Schweizer Gewinner und Verlierer der neuen US-Zölle

Die amerikanischen Zölle auf chinesische Importe haben auch Folgen für Schweizer Unternehmen.

Allgemein
26.05.2024 von Markus Eberhard
Aufgestapelte Münzen

Gross war die Aufregung, als vor 6 Jahren der damalige US-Präsident Donald Trump beschloss, zusätzliche Zölle / Zollabgaben in Höhe von 25 Prozent auf die Einfuhr bestimmter Stahlprodukte und in Höhe von zehn Prozent auf die Einfuhr bestimmter Aluminiumprodukte aus Gründen der nationalen Sicherheit zu erheben.

Nun greift auch der amtierende amerikanische Präsident Biden in diesen Giftschrank. Dies ein halbes Jahr vor den nächsten US-Wahlen und angeblich, um Jobs in der amerikanischen Industrie zu schützen. Er gab drastische Zollerhöhungen für Einfuhren aus China für diverse Produkte bekannt. Beschlossen sind folgende Zollzuschläge:

  • Verdopplung der Zölle von importierten E-Autos
  • Erhöhung der Zollabgaben bei Halbleitern und Solarzellen bis zu 50 Prozent
  • Zuschlag von bis zu 25 Prozent auf Batterien für E-Autos sowie bei Stahl und Aluminium

So geht der von Donald Trump losgetretene Handelsstreit in eine neue Runde und auch wir in der Schweiz dürften die Auswirkungen im 2. Halbjahr spüren. Und zwar, weil Experten davon ausgehen, dass nur eine Frage der Zeit ist, bis China auf die Entscheidung der amerikanischen Regierung mit Zollerhöhungen reagieren werde.

Erstes Opfer dürfte wiederum die Schweizer Stahlindustrie sein, welche bereits im 2018 zwischen die Fronten geriet, da die EU als Retourkutsche auf die amerikanischen Zölle Kontingente für Stahlimporte aus Drittländern einführte, worunter auch die Schweiz fällt. Seit 2023 ist der europäische Markt für unsere Stahlhersteller faktisch blockiert, weshalb einer der grossen Schweizer Hersteller, Stahl Gerlafingen, bis Ende Monat eine Produktionsstrasse schliessen will, wodurch fast Stellen wegfallen werden.
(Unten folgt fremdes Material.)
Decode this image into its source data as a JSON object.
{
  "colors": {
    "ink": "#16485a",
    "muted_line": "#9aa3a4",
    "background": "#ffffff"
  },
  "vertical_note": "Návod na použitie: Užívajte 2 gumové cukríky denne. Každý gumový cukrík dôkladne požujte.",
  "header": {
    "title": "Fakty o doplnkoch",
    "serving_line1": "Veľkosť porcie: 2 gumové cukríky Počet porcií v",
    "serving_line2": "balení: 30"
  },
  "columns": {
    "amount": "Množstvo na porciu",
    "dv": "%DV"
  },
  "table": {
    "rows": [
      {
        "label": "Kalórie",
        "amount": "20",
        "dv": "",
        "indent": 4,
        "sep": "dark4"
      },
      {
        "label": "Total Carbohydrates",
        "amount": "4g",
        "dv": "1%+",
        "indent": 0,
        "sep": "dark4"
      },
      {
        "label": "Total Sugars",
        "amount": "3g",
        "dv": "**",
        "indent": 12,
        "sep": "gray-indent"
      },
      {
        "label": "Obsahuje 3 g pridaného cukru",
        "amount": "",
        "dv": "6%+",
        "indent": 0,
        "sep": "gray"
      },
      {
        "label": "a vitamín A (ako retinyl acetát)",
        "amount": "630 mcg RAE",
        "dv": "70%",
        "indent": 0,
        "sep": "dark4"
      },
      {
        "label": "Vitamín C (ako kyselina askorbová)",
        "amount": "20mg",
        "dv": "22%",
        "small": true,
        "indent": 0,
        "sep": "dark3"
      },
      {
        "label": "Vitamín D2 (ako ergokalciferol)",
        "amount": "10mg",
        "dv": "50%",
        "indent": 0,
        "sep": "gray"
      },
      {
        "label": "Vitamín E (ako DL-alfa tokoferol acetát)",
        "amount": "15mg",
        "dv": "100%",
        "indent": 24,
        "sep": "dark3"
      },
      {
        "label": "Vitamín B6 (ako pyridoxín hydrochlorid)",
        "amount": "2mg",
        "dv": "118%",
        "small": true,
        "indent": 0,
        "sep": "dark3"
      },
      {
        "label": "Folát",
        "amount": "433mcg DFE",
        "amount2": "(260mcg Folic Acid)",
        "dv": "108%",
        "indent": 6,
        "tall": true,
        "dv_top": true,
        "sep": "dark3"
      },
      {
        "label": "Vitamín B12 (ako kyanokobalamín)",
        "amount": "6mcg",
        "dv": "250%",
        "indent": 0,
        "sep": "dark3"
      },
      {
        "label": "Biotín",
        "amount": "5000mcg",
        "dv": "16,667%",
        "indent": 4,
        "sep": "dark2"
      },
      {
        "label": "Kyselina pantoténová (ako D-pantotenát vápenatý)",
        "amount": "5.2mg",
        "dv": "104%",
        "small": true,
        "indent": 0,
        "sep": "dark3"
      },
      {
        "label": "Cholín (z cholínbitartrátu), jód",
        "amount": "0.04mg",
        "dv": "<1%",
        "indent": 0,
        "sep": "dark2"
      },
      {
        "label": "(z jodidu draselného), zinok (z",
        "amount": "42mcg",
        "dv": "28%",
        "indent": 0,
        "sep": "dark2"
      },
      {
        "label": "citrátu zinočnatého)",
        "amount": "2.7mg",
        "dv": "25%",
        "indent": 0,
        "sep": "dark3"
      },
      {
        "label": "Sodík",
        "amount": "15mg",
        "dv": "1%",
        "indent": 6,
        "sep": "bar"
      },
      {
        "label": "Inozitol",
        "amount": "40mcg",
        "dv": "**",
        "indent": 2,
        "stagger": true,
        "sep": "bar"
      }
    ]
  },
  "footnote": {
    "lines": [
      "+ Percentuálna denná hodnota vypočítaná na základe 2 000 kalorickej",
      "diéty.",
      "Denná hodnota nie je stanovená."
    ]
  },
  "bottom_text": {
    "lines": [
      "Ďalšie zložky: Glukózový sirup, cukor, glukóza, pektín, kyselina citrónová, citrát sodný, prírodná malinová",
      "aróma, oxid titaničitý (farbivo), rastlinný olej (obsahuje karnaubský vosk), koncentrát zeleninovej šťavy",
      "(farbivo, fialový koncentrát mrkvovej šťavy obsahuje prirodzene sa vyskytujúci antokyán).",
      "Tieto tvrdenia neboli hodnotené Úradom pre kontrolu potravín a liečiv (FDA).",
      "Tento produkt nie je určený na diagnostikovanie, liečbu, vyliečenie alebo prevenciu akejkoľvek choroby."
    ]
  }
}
Als mögliche Gewinner der US-Abschottung könnte aber die Solarbranche hervorgehen und damit auch der Schweizer Solarkonzern Meyer Burger. Die Thuner haben ein weiteres Horrorjahr hinter sich und geben dafür die Schuld den hoch subventionierten Solarpanels aus China, die den europäischen Markt überschwemmten. Meyer Burger schloss im März eine Produktionsanlage im Deutschen Sachsen und will sich nun voll auf die USA konzentrieren. Mitte Jahr soll ein erstes Werk in Arizona, Ende Jahr ein zweites in Colorado in Betrieb gehen. Bidens Zollpolitik könnte Meyer Burger davor bewahren, in den USA ebenfalls aus dem Markt gedrängt zu werden.

Fakt wird aber sein, dass es mehr Verlierer wie Gewinner geben wird. Eine traurige Entwicklung, die sich da für uns alle abzeichnet, vor allem, wenn China mit Retourmassnahmen beginnt!